A rendere nota la vicenda sono state le autorità della regione di Agadez, che hanno parlato di una vera e propria catastrofe umanitaria avvenuta in un territorio caratterizzato da temperature estreme e vastissime distese desertiche.
Secondo le informazioni raccolte, il gruppo viaggiava a bordo di un camion partito da una località del Mali. I passeggeri stavano rientrando verso le proprie famiglie in occasione di una festività religiosa. Durante il lungo tragitto attraverso il Sahara, però, il mezzo avrebbe smarrito il percorso previsto prima di fermarsi definitivamente a causa di un guasto meccanico.

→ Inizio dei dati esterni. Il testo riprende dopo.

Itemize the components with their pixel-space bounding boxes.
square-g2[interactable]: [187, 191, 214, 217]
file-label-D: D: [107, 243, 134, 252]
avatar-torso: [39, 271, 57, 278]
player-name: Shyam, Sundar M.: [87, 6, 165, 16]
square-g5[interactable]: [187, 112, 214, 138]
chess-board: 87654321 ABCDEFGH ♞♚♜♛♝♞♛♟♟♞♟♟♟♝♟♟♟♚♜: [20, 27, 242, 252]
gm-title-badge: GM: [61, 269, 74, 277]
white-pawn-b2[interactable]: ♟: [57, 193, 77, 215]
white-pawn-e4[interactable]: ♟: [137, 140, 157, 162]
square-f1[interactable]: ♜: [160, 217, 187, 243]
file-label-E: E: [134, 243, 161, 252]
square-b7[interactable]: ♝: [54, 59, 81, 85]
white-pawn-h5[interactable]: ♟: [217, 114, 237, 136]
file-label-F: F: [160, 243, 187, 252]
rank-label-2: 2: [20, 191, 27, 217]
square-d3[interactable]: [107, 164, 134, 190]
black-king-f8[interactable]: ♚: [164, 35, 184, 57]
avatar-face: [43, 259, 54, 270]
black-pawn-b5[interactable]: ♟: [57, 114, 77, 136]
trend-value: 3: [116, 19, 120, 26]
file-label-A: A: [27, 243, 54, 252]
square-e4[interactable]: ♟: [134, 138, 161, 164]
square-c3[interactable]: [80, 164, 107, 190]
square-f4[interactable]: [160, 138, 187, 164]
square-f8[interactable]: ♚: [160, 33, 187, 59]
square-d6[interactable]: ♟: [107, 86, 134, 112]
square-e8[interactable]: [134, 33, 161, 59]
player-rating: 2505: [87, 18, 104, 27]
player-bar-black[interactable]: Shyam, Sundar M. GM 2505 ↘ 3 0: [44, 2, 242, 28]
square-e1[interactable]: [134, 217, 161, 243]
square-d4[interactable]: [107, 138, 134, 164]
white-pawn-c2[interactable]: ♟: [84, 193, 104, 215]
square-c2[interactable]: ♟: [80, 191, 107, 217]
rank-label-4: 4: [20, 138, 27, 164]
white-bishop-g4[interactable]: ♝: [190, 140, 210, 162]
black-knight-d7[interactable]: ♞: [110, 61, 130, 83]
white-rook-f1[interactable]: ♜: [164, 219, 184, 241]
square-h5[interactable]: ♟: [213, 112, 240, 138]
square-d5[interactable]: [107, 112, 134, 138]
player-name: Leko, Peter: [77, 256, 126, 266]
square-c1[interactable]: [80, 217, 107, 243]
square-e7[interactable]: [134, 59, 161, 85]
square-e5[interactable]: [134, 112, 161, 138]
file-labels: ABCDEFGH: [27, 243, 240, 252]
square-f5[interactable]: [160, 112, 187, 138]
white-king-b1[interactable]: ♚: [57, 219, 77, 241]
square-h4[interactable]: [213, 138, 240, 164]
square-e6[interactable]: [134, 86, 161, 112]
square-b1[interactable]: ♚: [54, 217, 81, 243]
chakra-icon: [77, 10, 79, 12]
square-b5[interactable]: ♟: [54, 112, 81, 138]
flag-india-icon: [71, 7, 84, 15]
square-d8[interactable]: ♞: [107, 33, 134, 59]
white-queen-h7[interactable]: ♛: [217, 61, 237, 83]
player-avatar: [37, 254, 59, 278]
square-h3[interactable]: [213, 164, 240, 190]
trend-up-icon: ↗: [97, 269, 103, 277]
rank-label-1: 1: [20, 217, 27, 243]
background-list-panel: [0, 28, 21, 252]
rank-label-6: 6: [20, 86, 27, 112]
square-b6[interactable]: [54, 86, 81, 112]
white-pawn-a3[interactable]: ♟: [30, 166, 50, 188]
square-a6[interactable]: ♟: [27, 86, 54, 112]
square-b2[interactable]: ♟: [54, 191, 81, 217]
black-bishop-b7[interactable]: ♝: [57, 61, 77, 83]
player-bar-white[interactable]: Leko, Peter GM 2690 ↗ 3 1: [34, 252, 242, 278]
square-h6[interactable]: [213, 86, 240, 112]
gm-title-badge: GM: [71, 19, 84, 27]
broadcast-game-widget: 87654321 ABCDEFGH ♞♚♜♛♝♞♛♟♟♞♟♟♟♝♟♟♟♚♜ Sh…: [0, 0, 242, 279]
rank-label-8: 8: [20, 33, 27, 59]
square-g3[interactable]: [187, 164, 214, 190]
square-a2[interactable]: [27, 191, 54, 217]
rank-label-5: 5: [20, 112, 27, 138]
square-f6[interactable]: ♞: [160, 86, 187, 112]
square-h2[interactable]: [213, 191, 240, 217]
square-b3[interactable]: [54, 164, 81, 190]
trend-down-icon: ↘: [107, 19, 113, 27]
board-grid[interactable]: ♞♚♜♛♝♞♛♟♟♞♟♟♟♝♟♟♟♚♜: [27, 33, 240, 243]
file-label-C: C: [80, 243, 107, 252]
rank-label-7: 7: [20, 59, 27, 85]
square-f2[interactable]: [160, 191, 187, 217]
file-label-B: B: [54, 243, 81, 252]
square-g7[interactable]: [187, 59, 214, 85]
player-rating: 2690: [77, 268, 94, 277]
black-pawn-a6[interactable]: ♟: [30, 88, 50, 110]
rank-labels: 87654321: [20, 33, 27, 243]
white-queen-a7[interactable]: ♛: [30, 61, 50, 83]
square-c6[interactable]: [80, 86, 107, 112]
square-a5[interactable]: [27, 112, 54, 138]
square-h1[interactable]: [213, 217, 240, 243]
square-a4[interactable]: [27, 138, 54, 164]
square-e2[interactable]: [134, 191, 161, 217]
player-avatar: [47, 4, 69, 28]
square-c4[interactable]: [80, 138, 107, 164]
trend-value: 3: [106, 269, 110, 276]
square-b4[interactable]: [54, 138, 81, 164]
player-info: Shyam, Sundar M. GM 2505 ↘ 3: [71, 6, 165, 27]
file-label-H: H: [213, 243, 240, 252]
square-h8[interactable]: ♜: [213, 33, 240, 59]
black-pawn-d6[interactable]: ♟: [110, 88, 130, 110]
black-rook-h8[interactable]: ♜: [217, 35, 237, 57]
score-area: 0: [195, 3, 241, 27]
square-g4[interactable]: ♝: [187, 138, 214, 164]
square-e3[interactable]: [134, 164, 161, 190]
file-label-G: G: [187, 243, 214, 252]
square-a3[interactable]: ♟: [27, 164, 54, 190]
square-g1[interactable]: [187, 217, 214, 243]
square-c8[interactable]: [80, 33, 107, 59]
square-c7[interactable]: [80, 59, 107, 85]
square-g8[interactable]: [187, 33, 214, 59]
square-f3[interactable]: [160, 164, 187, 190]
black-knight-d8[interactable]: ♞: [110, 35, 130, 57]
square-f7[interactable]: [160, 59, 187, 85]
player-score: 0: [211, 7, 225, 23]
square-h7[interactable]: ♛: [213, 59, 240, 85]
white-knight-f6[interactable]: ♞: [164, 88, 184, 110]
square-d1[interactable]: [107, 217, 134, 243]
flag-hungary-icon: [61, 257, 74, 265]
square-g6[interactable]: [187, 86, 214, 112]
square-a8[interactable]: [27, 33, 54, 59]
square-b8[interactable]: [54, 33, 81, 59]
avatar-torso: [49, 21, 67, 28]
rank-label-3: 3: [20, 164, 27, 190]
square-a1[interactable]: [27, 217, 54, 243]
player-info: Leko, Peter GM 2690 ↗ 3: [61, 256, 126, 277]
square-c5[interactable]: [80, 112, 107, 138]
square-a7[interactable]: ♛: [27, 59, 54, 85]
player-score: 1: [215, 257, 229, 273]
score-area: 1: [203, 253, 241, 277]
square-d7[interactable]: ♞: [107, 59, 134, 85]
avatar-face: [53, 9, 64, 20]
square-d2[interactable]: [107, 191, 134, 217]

L’autista, insieme ad alcuni viaggiatori, avrebbe tentato inutilmente di rimettere in funzione il camion. Nel frattempo le scorte d’acqua si sono esaurite e i passeggeri sono rimasti isolati in una zona priva di qualsiasi riparo o punto di approvvigionamento.
Intrappolati tra sabbia e caldo soffocante, decine di persone non sono riuscite a sopravvivere alle condizioni estreme del deserto. Soltanto due viaggiatori sono riusciti a salvarsi, affrontando un’estenuante marcia di oltre 50 chilometri fino a raggiungere una fonte d’acqua e successivamente il centro abitato di Assamaka.
Una volta lanciato l’allarme, una squadra di soccorso è stata inviata sul posto. All’arrivo, i soccorritori si sono trovati davanti a uno scenario drammatico: numerosi corpi erano sparsi nei pressi del camion, tra effetti personali e indumenti disseminati dalla sabbia e dal vento.
Le autorità hanno quindi provveduto alla sepoltura delle 49 vittime direttamente nell’area del ritrovamento. Un’operazione particolarmente complessa e dolorosa, resa ancora più difficile dalle condizioni ambientali e dal forte impatto emotivo di una tragedia che ha lasciato sgomenti anche gli stessi soccorritori.